Para Tello, "A meu ver, a China gostaria de obter alguns benefícios comerciais ou políticos com isso, usando seu poder de barganha com as vacinas".

Uma infinidade de especialistas e artigos de opinião se aglutinaram em torno da ideia de que a China quer melhorar sua imagem no cenário mundial por meio das vacinas. Associado a isso, acreditam ser do interesse do gigante asiático ganhar espaço na América Latina em um momento em que os Estados Unidos parecem deixá-la em segundo plano.

Por mais oportunista que possa parecer a "diplomacia da vacina", as estruturas de cooperação sanitária entre a China e a América Latina são anteriores à pandemia. Documentos do Ministério das Relações Exteriores da China emitidos em 2008 e 2016 comprometem-se a cooperar com a América Latina e o Caribe no controle de doenças e em resposta a emergências de saúde pública.

A China se comprometeu a "ajudar os países da América Latina e do Caribe a treinar equipes médicas,melhorar as instalações médicas, enviar equipes para esses países e estar pronta para prestar assistência dentro de sua capacidade de prevenção e controle de surtos repentinos de doenças infecciosas", diz o documento de 2016.

As elites furam a fila

É comum ouvir escândalos de políticos que furam a vila e têm acesso à vacina primeiro na América Latina.

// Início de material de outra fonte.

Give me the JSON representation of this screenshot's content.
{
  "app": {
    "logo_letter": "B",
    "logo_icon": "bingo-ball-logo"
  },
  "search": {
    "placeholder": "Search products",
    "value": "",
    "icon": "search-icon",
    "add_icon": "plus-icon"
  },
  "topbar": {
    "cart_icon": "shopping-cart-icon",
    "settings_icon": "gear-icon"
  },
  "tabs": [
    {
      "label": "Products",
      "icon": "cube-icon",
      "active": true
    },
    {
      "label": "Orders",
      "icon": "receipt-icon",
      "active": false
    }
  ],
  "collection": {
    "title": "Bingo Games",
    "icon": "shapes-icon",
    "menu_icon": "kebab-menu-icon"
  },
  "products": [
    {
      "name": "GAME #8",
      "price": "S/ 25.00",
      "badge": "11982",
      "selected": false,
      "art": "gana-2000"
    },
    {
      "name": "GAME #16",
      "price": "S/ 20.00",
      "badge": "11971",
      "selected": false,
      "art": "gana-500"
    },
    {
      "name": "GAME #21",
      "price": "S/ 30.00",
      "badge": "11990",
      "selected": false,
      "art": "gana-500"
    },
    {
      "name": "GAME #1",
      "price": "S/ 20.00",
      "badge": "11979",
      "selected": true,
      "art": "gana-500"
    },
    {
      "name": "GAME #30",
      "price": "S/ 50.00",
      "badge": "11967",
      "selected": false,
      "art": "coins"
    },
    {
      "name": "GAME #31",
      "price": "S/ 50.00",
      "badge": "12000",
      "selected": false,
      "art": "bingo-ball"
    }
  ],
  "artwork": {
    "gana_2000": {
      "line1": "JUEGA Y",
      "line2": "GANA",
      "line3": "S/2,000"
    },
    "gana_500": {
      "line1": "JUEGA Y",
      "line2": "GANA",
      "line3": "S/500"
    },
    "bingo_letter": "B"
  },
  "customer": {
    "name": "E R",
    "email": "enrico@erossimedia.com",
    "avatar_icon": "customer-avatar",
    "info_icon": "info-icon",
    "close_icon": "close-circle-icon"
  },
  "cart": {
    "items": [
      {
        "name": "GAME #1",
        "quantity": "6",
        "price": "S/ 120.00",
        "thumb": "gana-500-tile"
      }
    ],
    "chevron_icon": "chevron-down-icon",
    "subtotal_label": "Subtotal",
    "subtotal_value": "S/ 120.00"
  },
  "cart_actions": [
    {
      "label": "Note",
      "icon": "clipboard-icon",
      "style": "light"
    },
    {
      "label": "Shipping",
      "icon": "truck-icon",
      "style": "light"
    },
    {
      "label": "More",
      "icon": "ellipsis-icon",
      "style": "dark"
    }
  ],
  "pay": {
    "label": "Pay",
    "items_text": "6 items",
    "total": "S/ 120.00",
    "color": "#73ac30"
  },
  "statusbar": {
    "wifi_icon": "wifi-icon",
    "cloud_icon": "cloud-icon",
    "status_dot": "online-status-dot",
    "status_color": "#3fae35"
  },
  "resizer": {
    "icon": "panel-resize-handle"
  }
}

Como relatado pela Al-Jazeera em fevereiro, dois ministros no Peru e um na Argentina se demitiram após revelações de que haviam aproveitado o acesso preferencial à vacina para si próprios e suas famílias.

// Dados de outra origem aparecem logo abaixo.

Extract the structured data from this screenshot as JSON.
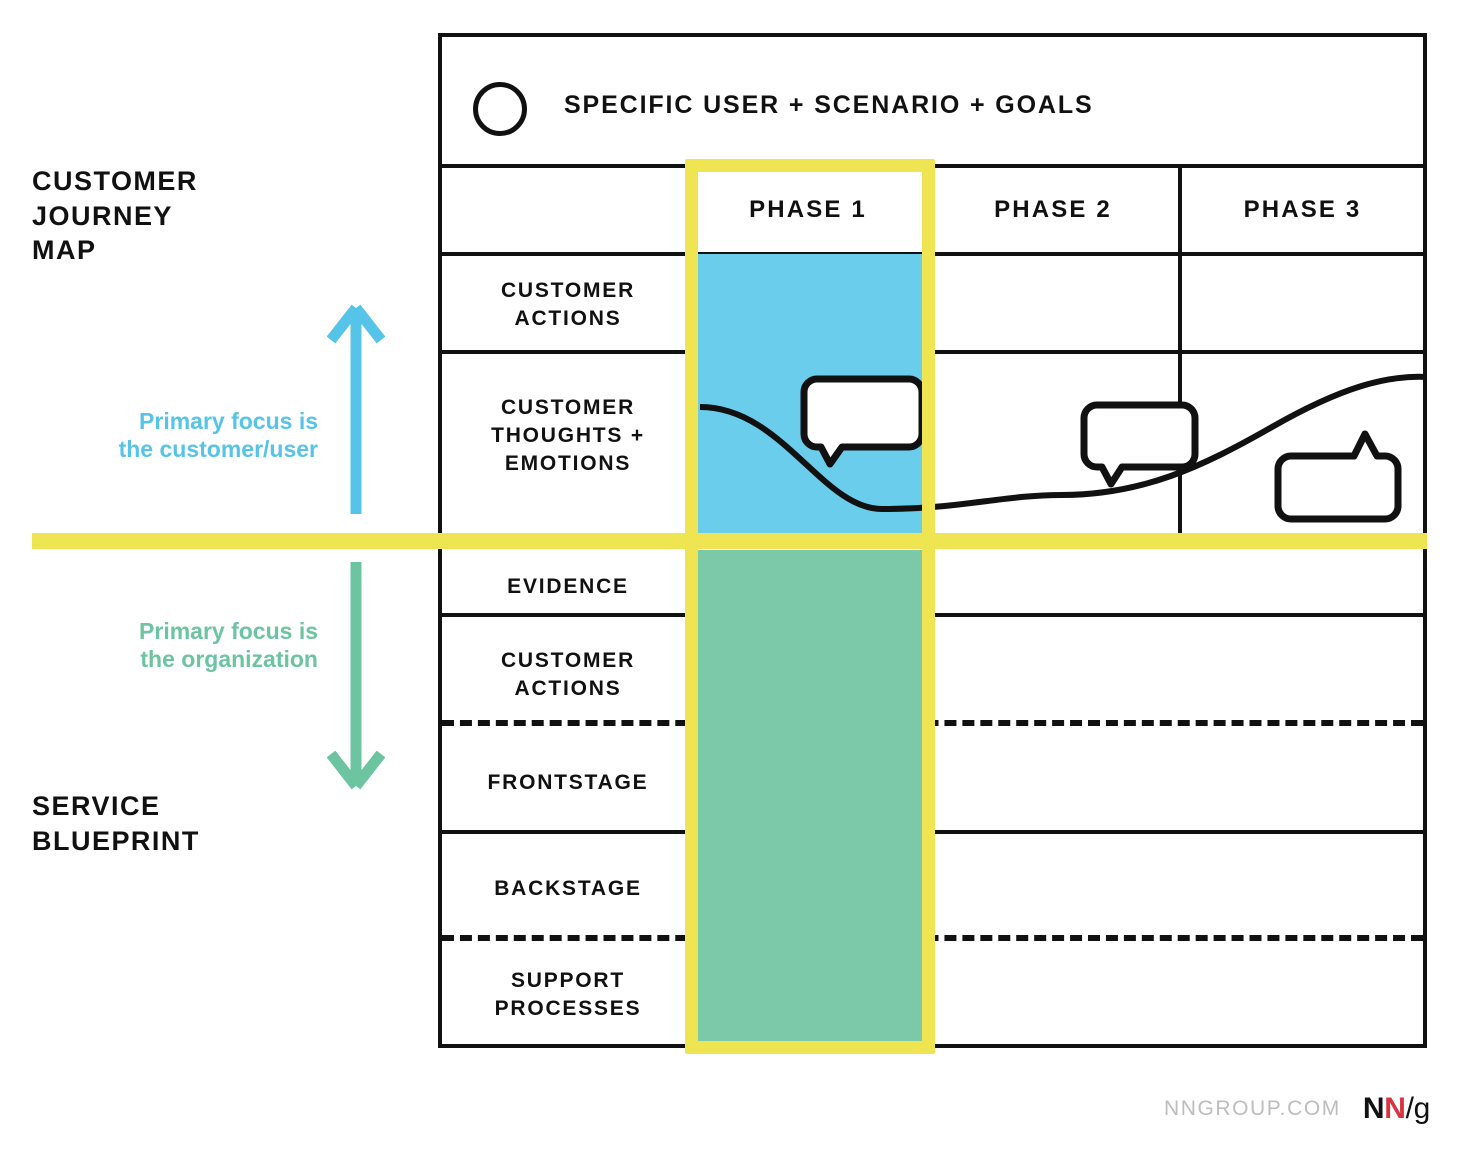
{
  "side_labels": {
    "journey_map_title": "CUSTOMER\nJOURNEY\nMAP",
    "service_blueprint_title": "SERVICE\nBLUEPRINT",
    "focus_upper": "Primary focus is\nthe customer/user",
    "focus_lower": "Primary focus is\nthe organization"
  },
  "header": {
    "persona_label": "SPECIFIC USER + SCENARIO + GOALS",
    "persona_icon": "circle-avatar-icon"
  },
  "phases": [
    {
      "label": "PHASE 1",
      "highlighted": true
    },
    {
      "label": "PHASE 2",
      "highlighted": false
    },
    {
      "label": "PHASE 3",
      "highlighted": false
    }
  ],
  "upper_rows": [
    {
      "label": "CUSTOMER\nACTIONS"
    },
    {
      "label": "CUSTOMER\nTHOUGHTS +\nEMOTIONS"
    }
  ],
  "lower_rows": [
    {
      "label": "EVIDENCE",
      "divider_below": "solid"
    },
    {
      "label": "CUSTOMER\nACTIONS",
      "divider_below": "dashed"
    },
    {
      "label": "FRONTSTAGE",
      "divider_below": "solid"
    },
    {
      "label": "BACKSTAGE",
      "divider_below": "dashed"
    },
    {
      "label": "SUPPORT\nPROCESSES",
      "divider_below": "none"
    }
  ],
  "annotations": {
    "emotion_curve_name": "emotion-curve",
    "bubbles": [
      {
        "name": "thought-bubble-phase-1",
        "tail": "bottom-left"
      },
      {
        "name": "thought-bubble-phase-2",
        "tail": "bottom-left"
      },
      {
        "name": "thought-bubble-phase-3",
        "tail": "top-right"
      }
    ]
  },
  "colors": {
    "highlight_yellow": "#efe451",
    "customer_blue": "#6bcdec",
    "organization_green": "#7cc9a9",
    "ink": "#111111",
    "logo_red": "#d9333f",
    "footer_gray": "#bdbdbd"
  },
  "footer": {
    "url": "NNGROUP.COM",
    "logo_n1": "N",
    "logo_n2": "N",
    "logo_slash": "/",
    "logo_g": "g"
  }
}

No Equador, o ministro da Saúde renunciou após críticas sobre sua decisão de enviar parte do primeiro carregamento de vacinas do país diretamente para um asilo onde vivem sua mãe e outros parentes.

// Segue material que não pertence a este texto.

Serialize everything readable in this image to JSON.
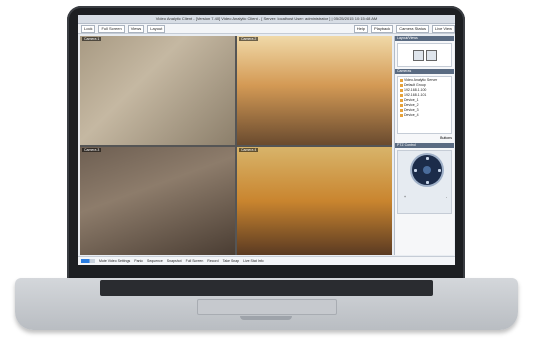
{
  "window": {
    "title": "Video Analytic Client - [Version 7.40] Video Analytic Client - [ Server: localhost User: administrator ] | 05/25/2015 10:15:48 AM"
  },
  "menubar": {
    "left_items": [
      "Lock",
      "Full Screen",
      "Views",
      "Layout"
    ],
    "right_items": [
      "Help",
      "Playback",
      "Camera Status",
      "Live View"
    ]
  },
  "cameras": [
    {
      "label": "Camera 1"
    },
    {
      "label": "Camera 2"
    },
    {
      "label": "Camera 3"
    },
    {
      "label": "Camera 4"
    }
  ],
  "sidebar": {
    "layout_header": "Layout/Views",
    "camera_header": "Cameras",
    "tree": [
      "Video Analytic Server",
      "Default Group",
      "192.168.1.100",
      "192.168.1.101",
      "Device_1",
      "Device_2",
      "Device_3",
      "Device_4"
    ],
    "buttons_label": "Buttons",
    "ptz_header": "PTZ Control",
    "ptz_zoom_in": "+",
    "ptz_zoom_out": "-"
  },
  "statusbar": {
    "items": [
      "Mute Video Settings",
      "Panic",
      "Sequence",
      "Snapshot",
      "Full Screen",
      "Record",
      "Take Snap",
      "Live Stat Info"
    ]
  },
  "colors": {
    "accent": "#5a6b82",
    "ptz": "#1c2c4a"
  }
}
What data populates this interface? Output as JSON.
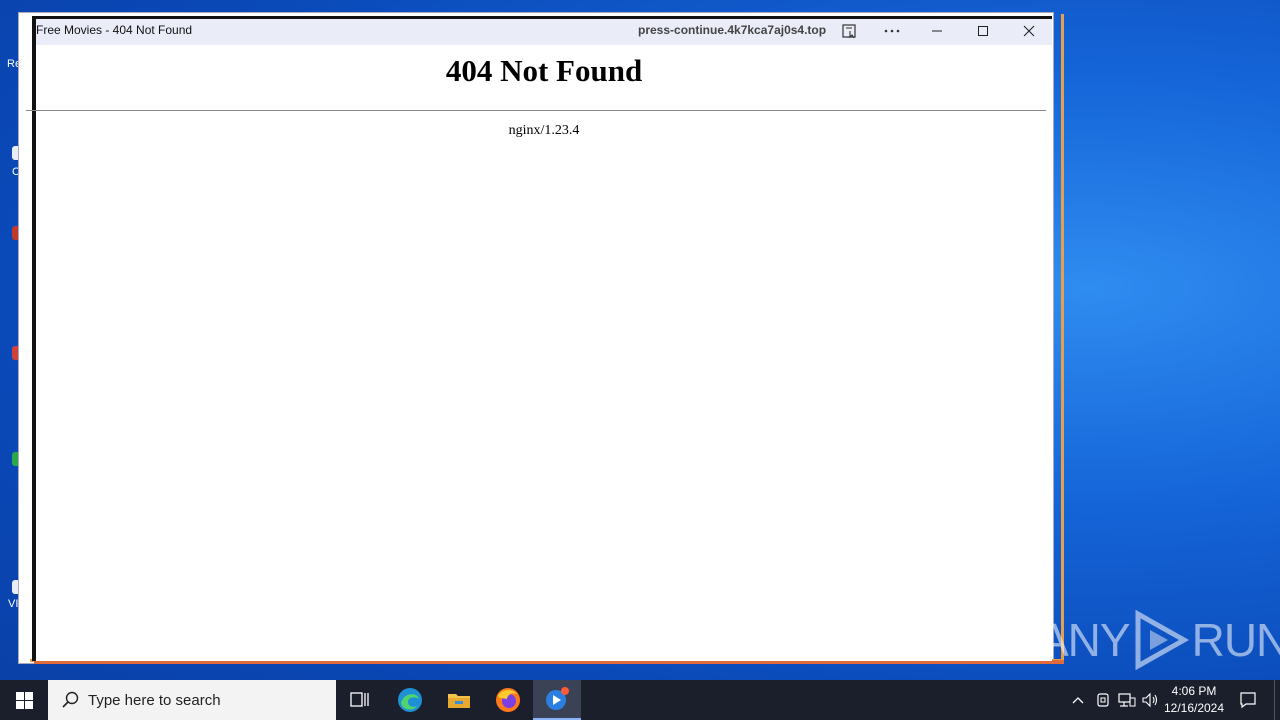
{
  "desktop": {
    "fragments": [
      "Re",
      "C",
      "VI"
    ]
  },
  "popup": {
    "title": "Free Movies - 404 Not Found",
    "url": "press-continue.4k7kca7aj0s4.top",
    "controls": {
      "reader_icon": "reader-view-icon",
      "more_icon": "more-icon",
      "minimize_icon": "minimize-icon",
      "maximize_icon": "maximize-icon",
      "close_icon": "close-icon"
    },
    "page": {
      "heading": "404 Not Found",
      "server": "nginx/1.23.4"
    }
  },
  "watermark": {
    "text_left": "ANY",
    "text_right": "RUN"
  },
  "taskbar": {
    "search_placeholder": "Type here to search",
    "clock_time": "4:06 PM",
    "clock_date": "12/16/2024"
  },
  "colors": {
    "desktop_blue": "#1565d8",
    "taskbar": "#1b1f2b",
    "titlebar": "#eaecf8",
    "frame_orange": "#e6a04a"
  }
}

No Brasil, mais de 4.700 denúncias sobre “furadores de fila” já foram apresentadas ao Ministério Público.

Como em muitas regiões, os latino-americanos expressaram preocupação sobre a eficácia de qualquer vacina na prevenção de infecções, e a proteção que oferecem contra novas cepas ainda está por ser vista.

Mas como salienta Sciutto, o programa de vacinação é seguro e precisa fazer progressos. Sem vacinas, sejam elas quais forem, as pessoas continuarão a adoecer e vidas serão perdidas.

"É urgente aplicar a vacina em grande escala no menor tempo possível, a fim de reduzir a possibilidade de as novas variantes se espalharem pela população e agravar a pandemia", disse.